Friday, May 31, 2024

Thelma T Reyna

 

PASTOR JEDIDIAH

 

“I see lives being destroyed, and I don’t know what to do….

I lay in my bed and my heart beats so heavy for the city,

that it drives me to tears.”

                                  —Jedidiah Brown*

 

 

Chosen one at the storefront church. Bodies pile in alleys and empty lots, daily death,

weekly carnage in Chicago, South Side redder and meaner than drug dealer dens.

Your roots, Jedidiah:  hoods engraved in your brain, your soul, childhood friends, first loves and all.

 

 

Chosen one, picked when you were twig-legged, manchild with 13 years and another name,

the old woman prophet drawing you aside, sent by God to tell you—you just a poor Black kid with

Bibles—to tell you God has marked you for His work.

 

 

Like the fisher of men, you cast wide nets, swept homeless into your home, beaten mothers,

runaways with spirits long snuffed. You ministered with love more than Bibles, fed, mentored,

struggled to make them feel human again.

 

 

Chosen one who forgot to take care of yourself—

outsize dreams born of firsthand pain, warrior heart girded

to bind daily loss, to soothe armies of demons devouring your town.

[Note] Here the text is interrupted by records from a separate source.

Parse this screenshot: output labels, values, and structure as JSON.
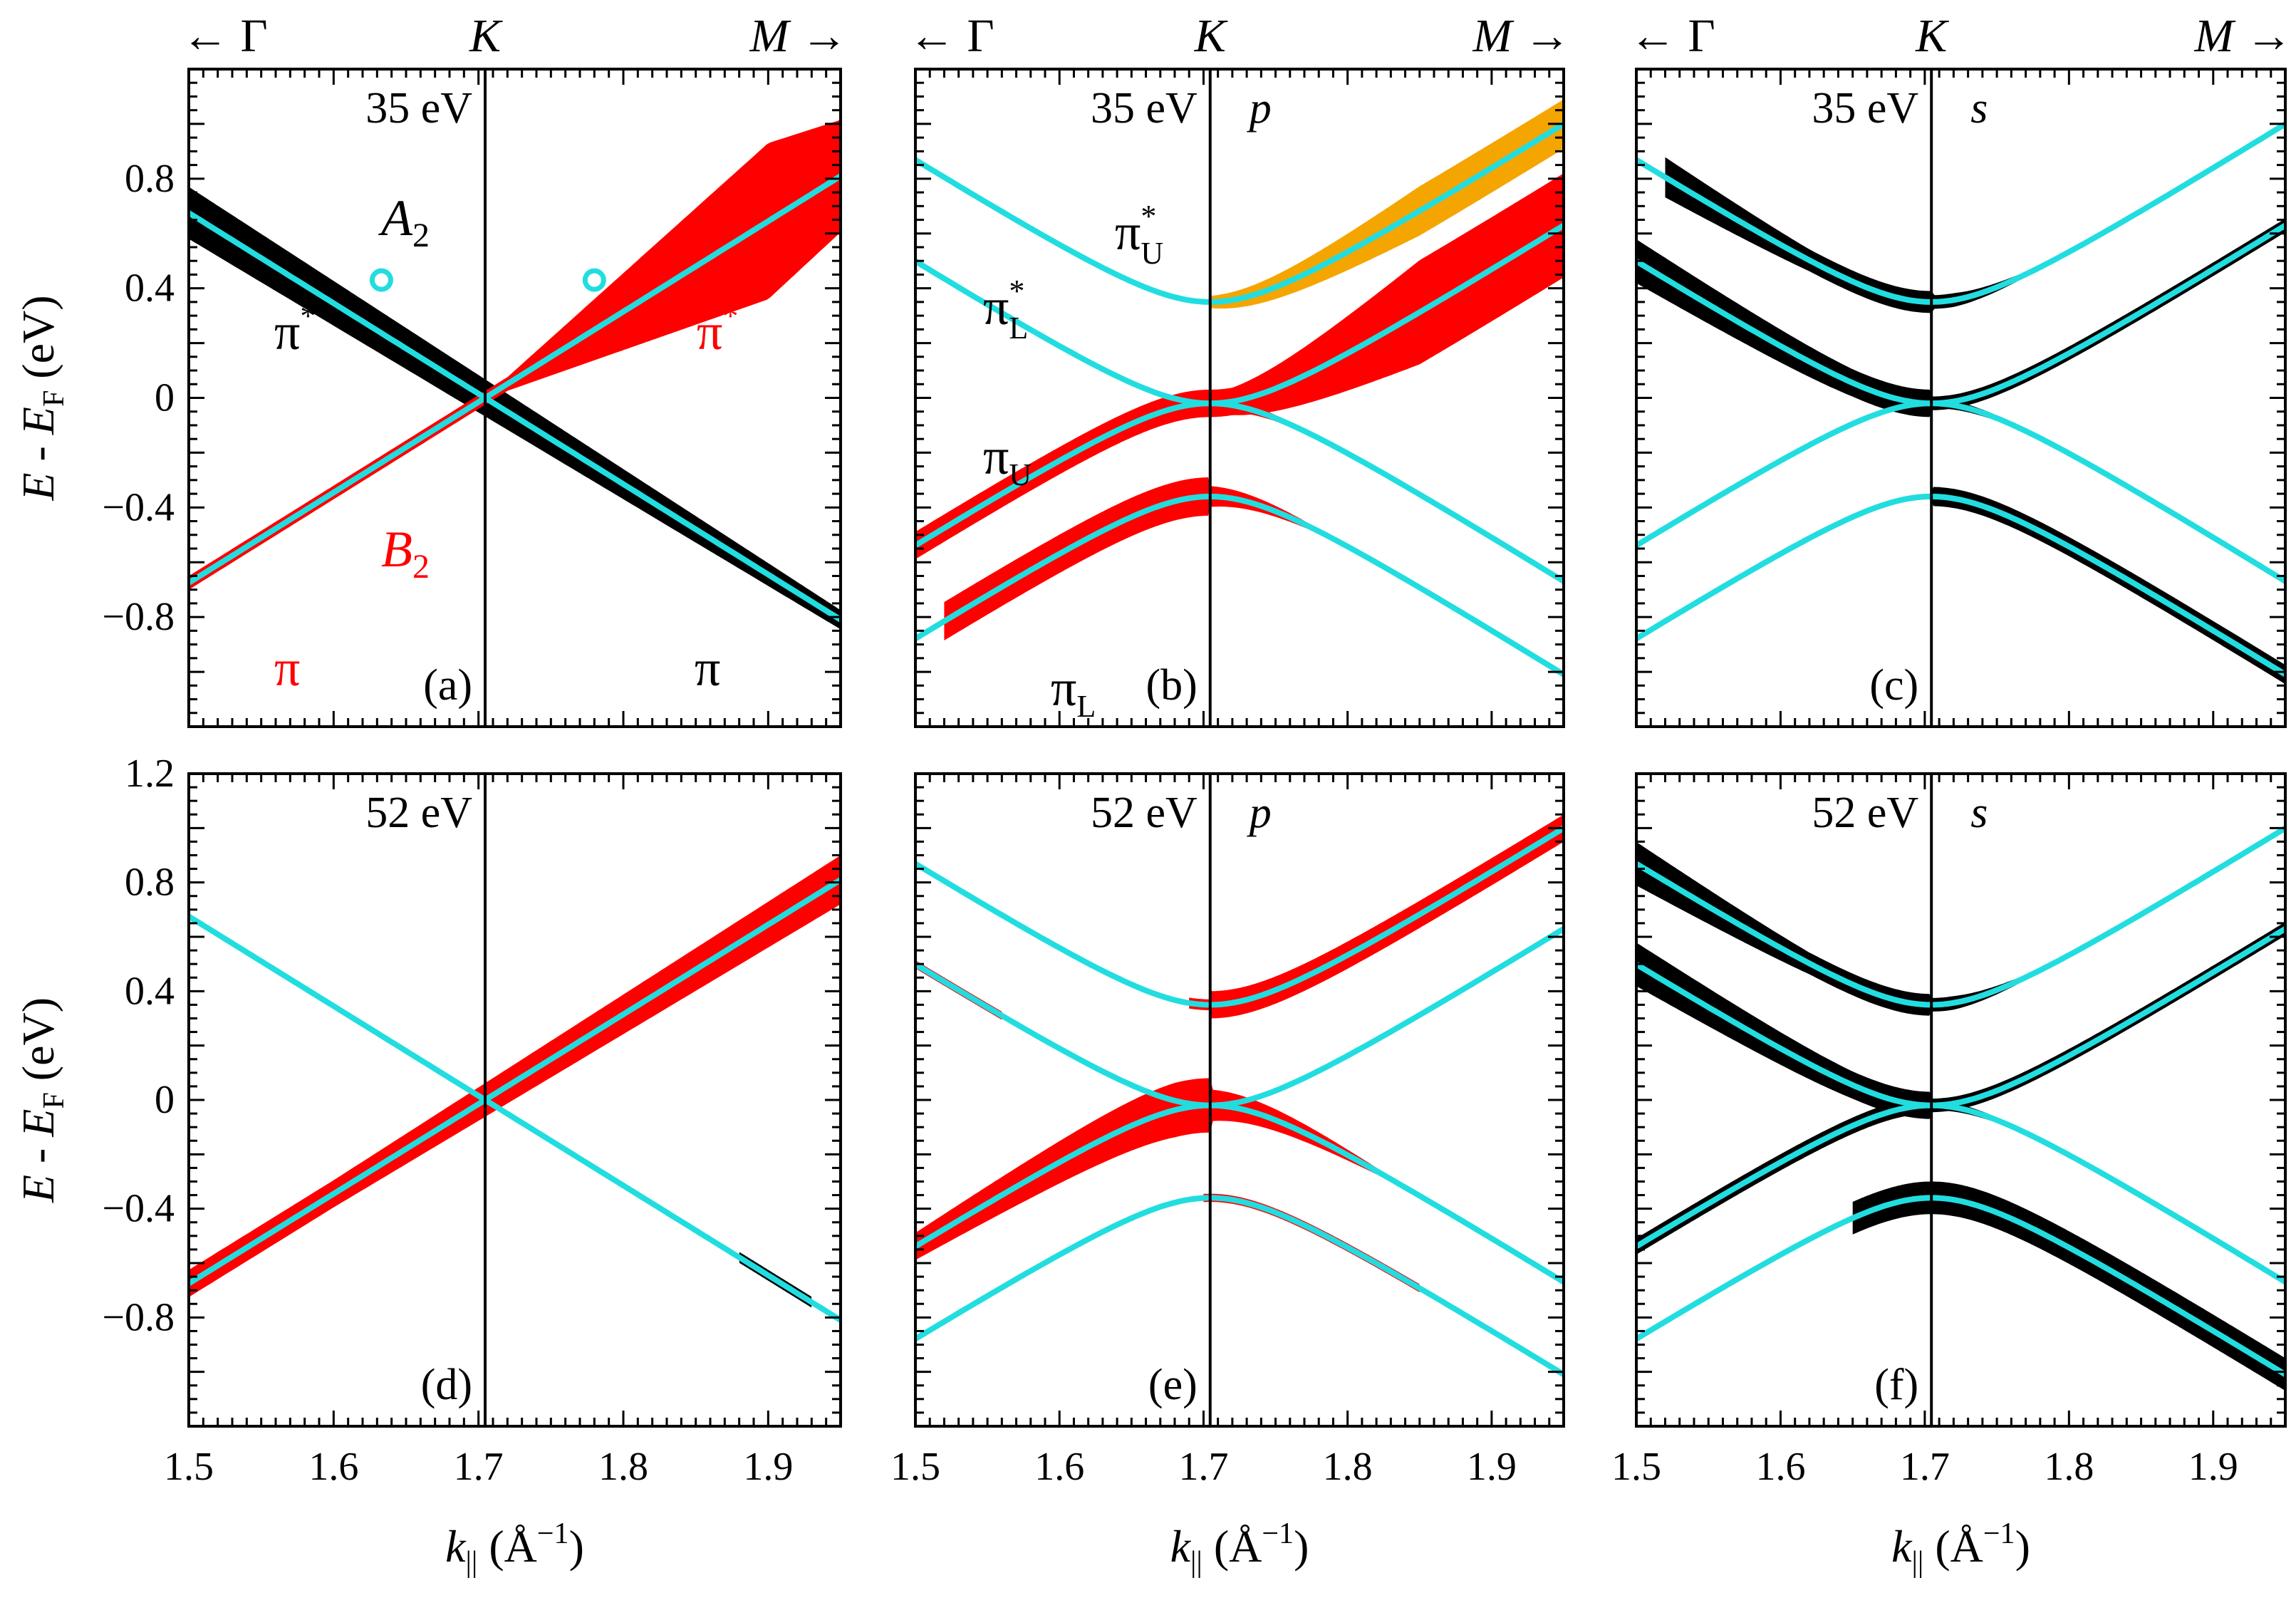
{
  "chart_data": {
    "type": "line",
    "layout": "2x3 grid of band-structure panels",
    "x_range": [
      1.5,
      1.95
    ],
    "y_range": [
      -1.2,
      1.2
    ],
    "x_ticks": [
      "1.5",
      "1.6",
      "1.7",
      "1.8",
      "1.9"
    ],
    "y_ticks_top": [
      "0.8",
      "0.4",
      "0",
      "−0.4",
      "−0.8"
    ],
    "y_ticks_bottom": [
      "1.2",
      "0.8",
      "0.4",
      "0",
      "−0.4",
      "−0.8"
    ],
    "xlabel": {
      "main": "k",
      "sub": "||",
      "unit_open": " (Å",
      "sup": "−1",
      "unit_close": ")"
    },
    "ylabel": {
      "main": "E",
      "minus": " - ",
      "e2": "E",
      "sub": "F",
      "unit": " (eV)"
    },
    "direction_labels": {
      "left": "← Γ",
      "center": "K",
      "right": "M →"
    },
    "k_point": 1.7046,
    "colors": {
      "cyan": "#22dde0",
      "red": "#ff0000",
      "black": "#000000",
      "orange": "#f5a500"
    },
    "panels": [
      {
        "id": "a",
        "label": "(a)",
        "energy": "35 eV",
        "pol": ""
      },
      {
        "id": "b",
        "label": "(b)",
        "energy": "35 eV",
        "pol": "p"
      },
      {
        "id": "c",
        "label": "(c)",
        "energy": "35 eV",
        "pol": "s"
      },
      {
        "id": "d",
        "label": "(d)",
        "energy": "52 eV",
        "pol": ""
      },
      {
        "id": "e",
        "label": "(e)",
        "energy": "52 eV",
        "pol": "p"
      },
      {
        "id": "f",
        "label": "(f)",
        "energy": "52 eV",
        "pol": "s"
      }
    ],
    "annotations": {
      "A2": {
        "main": "A",
        "sub": "2"
      },
      "B2": {
        "main": "B",
        "sub": "2"
      },
      "pi_star_black": {
        "main": "π",
        "sup": "*"
      },
      "pi_star_red": {
        "main": "π",
        "sup": "*"
      },
      "pi_red": "π",
      "pi_black": "π",
      "pi_star_U": {
        "main": "π",
        "sup": "*",
        "sub": "U"
      },
      "pi_star_L": {
        "main": "π",
        "sup": "*",
        "sub": "L"
      },
      "pi_U": {
        "main": "π",
        "sub": "U"
      },
      "pi_L": {
        "main": "π",
        "sub": "L"
      }
    },
    "markers": [
      {
        "panel": "a",
        "x": 1.633,
        "y": 0.43
      },
      {
        "panel": "a",
        "x": 1.78,
        "y": 0.43
      }
    ],
    "curves": {
      "single": {
        "description": "monolayer Dirac bands crossing at K, E = 0",
        "slope_lower": 3.25,
        "gap": 0.0
      },
      "bilayer_bands": [
        "pi_L",
        "pi_U",
        "pi*_L",
        "pi*_U"
      ],
      "bilayer_params": {
        "v": 3.3,
        "t1": 0.36,
        "delta_k_eV": 0.02
      }
    }
  }
}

When you salve wounds, quench fires and give hope to people looking for peace,

there’s not enough of you to go around.

 

 

You’ve set down the gun pressed to your temple, silenced sobs that wracked you when you

drove to the lake. We all heard you, Jedidiah, heard you clear that heavy day, heard your

heartbreak for your failures to save lives. Saw crowds ‘round your car, cops begging you,

on their knees, some sobbing. They knew you, Jedidiah, vigils on burning streets, bullhorn

and open hands.

 

 

How hard justice is to find, peace to pin down, love to spread!

How hard it is, how hard, to fight day and night,

to slice open your heart to wounds of our brothers,

to rise with the sun, day after day, when others are flat on the ground.

 

__________________________

Inspired by “So Jedidiah Brown Gave All of Himself to the City He Loved: A New Generation of

Black Leaders Confronts the Anguish of Activism,” by Ben Austen. Highline: Huffington Post, 9.28.17.

Originally published in a prior version in Thelma Reyna’s book, Reading Tea Leaves After Trump

(Golden Foothills Press: 2018).





REPLAY

 

Press your ear on the child’s chest—

he’s five and in distress—his heart

               fluttering like a wounded bird’s,

               quivering in little pearl taps you’ll barely feel.

 

               Hold his hand, just twigs chilled

               and quaking, fingers in a ball so hard,

               nails digging into flesh, so pull the little sticks

               apart so you can place his palm in yours.

 

               Look deeply in the child’s unblinking eyes,

so wide, orbs frozen, tears layered clear,

shimmering, stopped, unflowing,

the whites like ice on coal.

 

Lay your ear near his mouth and hear

his rasping breath stutter like a dying man’s,

uncurl his body from the kitchen floor

and hold him in your lap, hold him close, and warm.

 

Don’t talk to him, for he won’t hear.

Don’t raise him up, for he won’t rise.

His eyes are glued to his daddy on the rug,

the pool of red spreading dark and fast.

 

He’s starting school next week, this little boy,

and his dad took off the day to walk him there.

Uncurled, sitting in your lap, his head

tilted to his father, the child’s in distress.

 

Don’t speak to him, for he can’t hear.

Don’t stand him up, for he can’t stand.

His pencil legs quiver on yours, his silent lips

wet now because his tears unplugged themselves.

 

 

In the other corner, on the floor, the cop bawls

like a man condemned, his pistol on the chair,

his red face bobbing in his trembling hands,

as clueless now as when his holster freed his gun.

 

Tonight the screens will flash the dead man

in his uniform, and tell how he went deaf

in war, and how he saw his window break and summoned

help, and how all hell broke loose.

 

______________

Originally published in the author’s book, Reading Tea Leaves After

Trump (Golden Foothills Press: 2018).